Amis lecteurs du blog, vous vous êtes peut-être habitués à lire mes essais depuis le début de l’année, mis en images dans la plupart des cas par Benoît Meulin. Cette fois-ci, nous avons décidé d’inverser les rôles : Ben faisant le cobaye dans une école de pilotage et votre serviteur occupé avec un truc ayant plus de possibilités de réglage qu’un Drive Selector. C’était fun. Pour nous deux…

Cher lecteur du blog, si tu n’as jamais lu le crédit photo des articles du formidable Gabriel L (essayeur émérite, pilote chevronné, recordman du monde de vitesse, philosophe de l’accélérateur et journaliste pointilleux), je suis la personne créditée comme étant le réalisateur de ses visuels.
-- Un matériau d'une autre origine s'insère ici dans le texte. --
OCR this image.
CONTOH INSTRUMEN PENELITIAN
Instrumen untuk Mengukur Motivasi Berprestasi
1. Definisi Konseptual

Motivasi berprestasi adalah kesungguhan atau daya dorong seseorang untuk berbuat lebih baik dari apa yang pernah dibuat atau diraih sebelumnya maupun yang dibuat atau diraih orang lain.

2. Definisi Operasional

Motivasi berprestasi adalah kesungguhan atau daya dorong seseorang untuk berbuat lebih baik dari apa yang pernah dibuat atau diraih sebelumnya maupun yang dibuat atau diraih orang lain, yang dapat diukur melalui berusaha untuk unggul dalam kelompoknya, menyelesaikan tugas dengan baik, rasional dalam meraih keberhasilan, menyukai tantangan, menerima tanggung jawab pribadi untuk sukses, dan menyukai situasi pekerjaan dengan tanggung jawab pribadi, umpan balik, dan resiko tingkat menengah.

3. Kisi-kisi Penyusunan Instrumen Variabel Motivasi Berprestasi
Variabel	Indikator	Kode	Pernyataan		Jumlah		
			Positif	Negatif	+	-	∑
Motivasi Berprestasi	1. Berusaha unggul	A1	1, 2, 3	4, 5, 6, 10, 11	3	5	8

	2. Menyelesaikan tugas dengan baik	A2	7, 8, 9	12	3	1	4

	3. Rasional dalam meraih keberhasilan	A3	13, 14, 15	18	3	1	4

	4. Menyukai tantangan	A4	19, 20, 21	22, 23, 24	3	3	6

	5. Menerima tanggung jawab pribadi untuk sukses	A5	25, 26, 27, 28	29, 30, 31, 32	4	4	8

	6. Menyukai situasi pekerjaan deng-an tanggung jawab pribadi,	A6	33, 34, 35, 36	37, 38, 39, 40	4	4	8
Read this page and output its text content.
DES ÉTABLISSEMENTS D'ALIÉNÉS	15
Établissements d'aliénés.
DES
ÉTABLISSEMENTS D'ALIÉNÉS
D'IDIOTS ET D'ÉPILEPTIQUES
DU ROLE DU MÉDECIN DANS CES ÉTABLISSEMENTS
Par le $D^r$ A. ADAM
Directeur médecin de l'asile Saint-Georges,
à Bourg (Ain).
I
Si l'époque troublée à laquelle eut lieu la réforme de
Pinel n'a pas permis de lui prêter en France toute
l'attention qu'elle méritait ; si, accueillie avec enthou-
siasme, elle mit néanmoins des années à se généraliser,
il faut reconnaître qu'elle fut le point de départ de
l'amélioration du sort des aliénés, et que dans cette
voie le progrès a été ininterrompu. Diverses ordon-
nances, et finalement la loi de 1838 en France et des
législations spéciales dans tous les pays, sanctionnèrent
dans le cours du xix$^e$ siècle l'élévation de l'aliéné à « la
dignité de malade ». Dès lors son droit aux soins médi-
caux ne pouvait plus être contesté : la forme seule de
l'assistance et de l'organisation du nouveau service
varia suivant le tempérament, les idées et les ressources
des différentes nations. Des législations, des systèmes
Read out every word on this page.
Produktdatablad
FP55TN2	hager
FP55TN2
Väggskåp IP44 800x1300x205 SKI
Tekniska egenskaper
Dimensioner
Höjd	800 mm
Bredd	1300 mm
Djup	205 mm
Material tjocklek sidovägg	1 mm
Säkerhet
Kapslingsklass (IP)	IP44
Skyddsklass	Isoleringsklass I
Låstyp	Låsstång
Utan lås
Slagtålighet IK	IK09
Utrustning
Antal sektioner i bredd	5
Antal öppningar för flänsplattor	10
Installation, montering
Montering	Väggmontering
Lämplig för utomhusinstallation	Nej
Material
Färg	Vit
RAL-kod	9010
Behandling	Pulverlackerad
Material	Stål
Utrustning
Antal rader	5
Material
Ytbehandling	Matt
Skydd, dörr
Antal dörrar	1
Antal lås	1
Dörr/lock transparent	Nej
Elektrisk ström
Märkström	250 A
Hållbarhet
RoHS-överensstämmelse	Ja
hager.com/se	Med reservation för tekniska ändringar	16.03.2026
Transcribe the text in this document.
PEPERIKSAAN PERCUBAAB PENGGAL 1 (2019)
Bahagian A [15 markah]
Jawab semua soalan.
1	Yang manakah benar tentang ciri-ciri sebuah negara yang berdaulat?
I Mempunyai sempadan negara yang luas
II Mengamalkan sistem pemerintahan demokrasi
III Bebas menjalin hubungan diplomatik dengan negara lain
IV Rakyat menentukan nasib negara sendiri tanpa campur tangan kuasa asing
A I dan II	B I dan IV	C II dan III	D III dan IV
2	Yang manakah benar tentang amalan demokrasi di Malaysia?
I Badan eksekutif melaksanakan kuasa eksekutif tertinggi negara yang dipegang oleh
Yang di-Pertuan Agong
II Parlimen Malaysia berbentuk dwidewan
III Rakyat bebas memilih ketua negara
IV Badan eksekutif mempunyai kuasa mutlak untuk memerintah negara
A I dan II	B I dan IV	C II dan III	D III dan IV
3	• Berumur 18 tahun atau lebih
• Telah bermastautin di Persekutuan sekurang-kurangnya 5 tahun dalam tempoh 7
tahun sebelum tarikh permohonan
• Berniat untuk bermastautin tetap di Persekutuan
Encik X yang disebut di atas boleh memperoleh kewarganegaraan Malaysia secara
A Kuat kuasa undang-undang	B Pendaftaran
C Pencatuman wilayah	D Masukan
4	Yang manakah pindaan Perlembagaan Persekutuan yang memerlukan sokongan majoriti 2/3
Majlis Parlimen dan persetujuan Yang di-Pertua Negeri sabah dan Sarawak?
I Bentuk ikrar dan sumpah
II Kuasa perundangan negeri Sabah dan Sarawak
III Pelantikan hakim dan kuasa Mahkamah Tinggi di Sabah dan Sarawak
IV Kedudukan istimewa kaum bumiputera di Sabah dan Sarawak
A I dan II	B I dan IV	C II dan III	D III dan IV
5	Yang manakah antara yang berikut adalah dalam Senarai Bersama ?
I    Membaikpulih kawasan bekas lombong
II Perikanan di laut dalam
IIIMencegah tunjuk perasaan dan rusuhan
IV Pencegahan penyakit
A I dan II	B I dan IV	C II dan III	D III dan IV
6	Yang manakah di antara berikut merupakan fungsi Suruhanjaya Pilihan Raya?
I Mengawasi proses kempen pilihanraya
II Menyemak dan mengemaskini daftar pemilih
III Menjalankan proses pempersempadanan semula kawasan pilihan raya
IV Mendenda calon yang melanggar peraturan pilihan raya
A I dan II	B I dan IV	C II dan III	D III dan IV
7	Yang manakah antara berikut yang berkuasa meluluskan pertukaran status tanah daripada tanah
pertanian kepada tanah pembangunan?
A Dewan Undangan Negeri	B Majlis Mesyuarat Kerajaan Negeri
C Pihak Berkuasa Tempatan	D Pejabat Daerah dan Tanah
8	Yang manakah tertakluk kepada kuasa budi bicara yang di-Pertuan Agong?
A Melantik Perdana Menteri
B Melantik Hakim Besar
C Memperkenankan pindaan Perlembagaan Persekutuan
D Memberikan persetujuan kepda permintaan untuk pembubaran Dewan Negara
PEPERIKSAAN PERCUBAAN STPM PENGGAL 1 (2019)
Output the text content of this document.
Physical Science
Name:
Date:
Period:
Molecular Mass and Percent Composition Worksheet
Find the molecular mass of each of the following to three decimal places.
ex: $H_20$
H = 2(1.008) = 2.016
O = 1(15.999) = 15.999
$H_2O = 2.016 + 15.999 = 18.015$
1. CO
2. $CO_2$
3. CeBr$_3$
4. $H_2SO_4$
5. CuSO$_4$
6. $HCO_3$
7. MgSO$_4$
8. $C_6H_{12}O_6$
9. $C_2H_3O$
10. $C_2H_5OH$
Et crois moi, cher lecteur, ma vie n’est pas simple. Entre les photos dynamiques, réalisées du bord (ou au milieu) de la route au péril de ma vie, les photos de détails, couché à même le bitume ou, comme vous l’avez vu (ici : http://blogautomobile.fr/kia-ceed-gt-262580#axzz3gPZabYaI), allongé sur le béton froid d’un parking de centre commercial en pleine nuit, ma vie est dure et je vous demande de ne pas en douter. Alors que fait-on quand comme moi, on n’a pas de talent de pilote, pas de connaissances, et qu’accessoirement, quand on est passager, on a facilement le ventre au bord des lèvres ? On se révolte ! On s’insurge ! On brandit les banderoles et on hurle que l’on veut s’émanciper !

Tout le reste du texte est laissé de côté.